Cumulonimbus are, like cumulus, convective clouds, but bigger, higher and more rainy. Heat from below and cold winds above may help create the characteristic flat, anvil-like tops, formed mainly of ice crystals. The strong, vertical currents within cumulonimbus clouds are what pilots warn about when advising passengers to keep their seatbelts fastened because "we are about to enter a spot of turbulence".

At a higher level, clouds are formed of a mixture of water droplets and ice crystals. Between 2.5km and 6km above the ground, we meet altostratus, the layered cloud that may start thin and wispy, but thickens to a grey sheet. This may produce light rain, but not as bad as nimbostratus, the deep, layered, black cloud from which rain or snow is already falling. The third of the middle-level clouds is altocumulus, , which is essentially a stratocumulus rolling cloud appearing at a higher level.

The highest clouds, above 6km, are all formed of ice crystals.

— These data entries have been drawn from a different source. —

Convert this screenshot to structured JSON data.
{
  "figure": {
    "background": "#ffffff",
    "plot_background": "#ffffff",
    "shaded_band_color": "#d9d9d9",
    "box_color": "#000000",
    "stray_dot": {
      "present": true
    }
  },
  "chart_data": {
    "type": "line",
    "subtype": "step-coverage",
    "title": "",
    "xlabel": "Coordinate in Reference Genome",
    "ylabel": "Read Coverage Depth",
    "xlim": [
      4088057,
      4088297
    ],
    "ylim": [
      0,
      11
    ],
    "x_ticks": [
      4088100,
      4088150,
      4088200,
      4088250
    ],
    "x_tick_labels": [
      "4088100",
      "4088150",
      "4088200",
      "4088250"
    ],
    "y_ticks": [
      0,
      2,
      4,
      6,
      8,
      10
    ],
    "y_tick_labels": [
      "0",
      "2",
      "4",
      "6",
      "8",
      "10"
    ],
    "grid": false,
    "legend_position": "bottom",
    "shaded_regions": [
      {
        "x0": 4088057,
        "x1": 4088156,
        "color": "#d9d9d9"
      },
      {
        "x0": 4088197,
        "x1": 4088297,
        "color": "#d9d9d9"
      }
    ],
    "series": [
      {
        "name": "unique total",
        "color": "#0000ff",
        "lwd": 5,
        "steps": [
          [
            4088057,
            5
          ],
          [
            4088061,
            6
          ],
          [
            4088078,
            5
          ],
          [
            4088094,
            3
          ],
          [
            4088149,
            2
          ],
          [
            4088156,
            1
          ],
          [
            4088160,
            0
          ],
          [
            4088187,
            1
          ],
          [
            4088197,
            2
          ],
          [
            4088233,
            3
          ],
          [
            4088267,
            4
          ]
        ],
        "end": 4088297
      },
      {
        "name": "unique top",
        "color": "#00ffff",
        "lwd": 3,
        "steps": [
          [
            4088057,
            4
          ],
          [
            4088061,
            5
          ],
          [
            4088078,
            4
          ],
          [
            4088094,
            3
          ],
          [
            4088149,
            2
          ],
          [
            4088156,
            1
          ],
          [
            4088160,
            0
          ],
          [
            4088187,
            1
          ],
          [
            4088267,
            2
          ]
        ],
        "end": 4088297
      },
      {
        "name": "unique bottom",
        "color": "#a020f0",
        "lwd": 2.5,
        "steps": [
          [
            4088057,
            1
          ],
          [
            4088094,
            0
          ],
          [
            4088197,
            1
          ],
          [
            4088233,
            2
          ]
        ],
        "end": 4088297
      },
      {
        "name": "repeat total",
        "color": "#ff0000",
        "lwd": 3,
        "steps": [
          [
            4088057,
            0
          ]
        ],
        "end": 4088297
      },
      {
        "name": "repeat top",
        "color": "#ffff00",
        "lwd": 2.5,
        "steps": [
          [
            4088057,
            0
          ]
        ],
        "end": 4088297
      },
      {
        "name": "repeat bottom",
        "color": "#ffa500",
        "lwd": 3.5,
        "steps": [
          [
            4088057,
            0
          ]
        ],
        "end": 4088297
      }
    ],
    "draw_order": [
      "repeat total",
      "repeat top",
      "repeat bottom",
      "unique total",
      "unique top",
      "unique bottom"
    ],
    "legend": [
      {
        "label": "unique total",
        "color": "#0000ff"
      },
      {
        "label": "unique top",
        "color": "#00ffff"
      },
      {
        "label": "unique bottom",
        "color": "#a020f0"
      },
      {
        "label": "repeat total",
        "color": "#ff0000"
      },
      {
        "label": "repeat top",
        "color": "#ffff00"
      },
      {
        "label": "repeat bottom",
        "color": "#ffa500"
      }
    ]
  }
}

Cirrus is sometimes thin and wispy, sometimes straggly and twisted. It is sometimes caused by the condensation trails of aircraft. When Luke Howard introduced the term, he described cirrus cloud as comprising "parallel, flexuous, or diverging fibres, extensible by increase in any or all directions".

Cirrostratus is a high, uniform sheet of cloud produced by the slow ascent of air, condensing at a great height. It is often an early sign of rain. Finally, cirrocumulus is the unusual and attractive rippling cloud produced by wave motion through high-level moist air.

But why all these silly Latinate names when all we want to know is whether it is going to rain? Perhaps the real blame lies with Linnaeus, the 18th- century Swedish botanist who devised a precise system for naming plants and animals. It was his work that inspired Luke Howard, also a botanist, but an obsessive weather-watcher as well, to devise a classification system for clouds. Between 1818 and 1820, he published the two-volume Climate of London, based on his meteorological observations of weather in the capital. The book included an earlier essay, "On the Modification of Clouds", in which he gave the cloud formations their names. And we have been stuck with them ever since.

Whatever we may think of this nomenclature, it made a strong impression on Johann Wolfgang von Goethe, who, after reading Howard's meteorological works, wrote to ask about his personal history.

Howard replied with a brief autobiography (including the line: "From the first, my real penchant was towards meteorology"), which so pleased Goethe that he sent a short poem entitled: "Howard`s Ehrengedachtniss". He also gave a description in verse of the principal cloud forms according to Howard's classification. Sadly, it has never been set to music.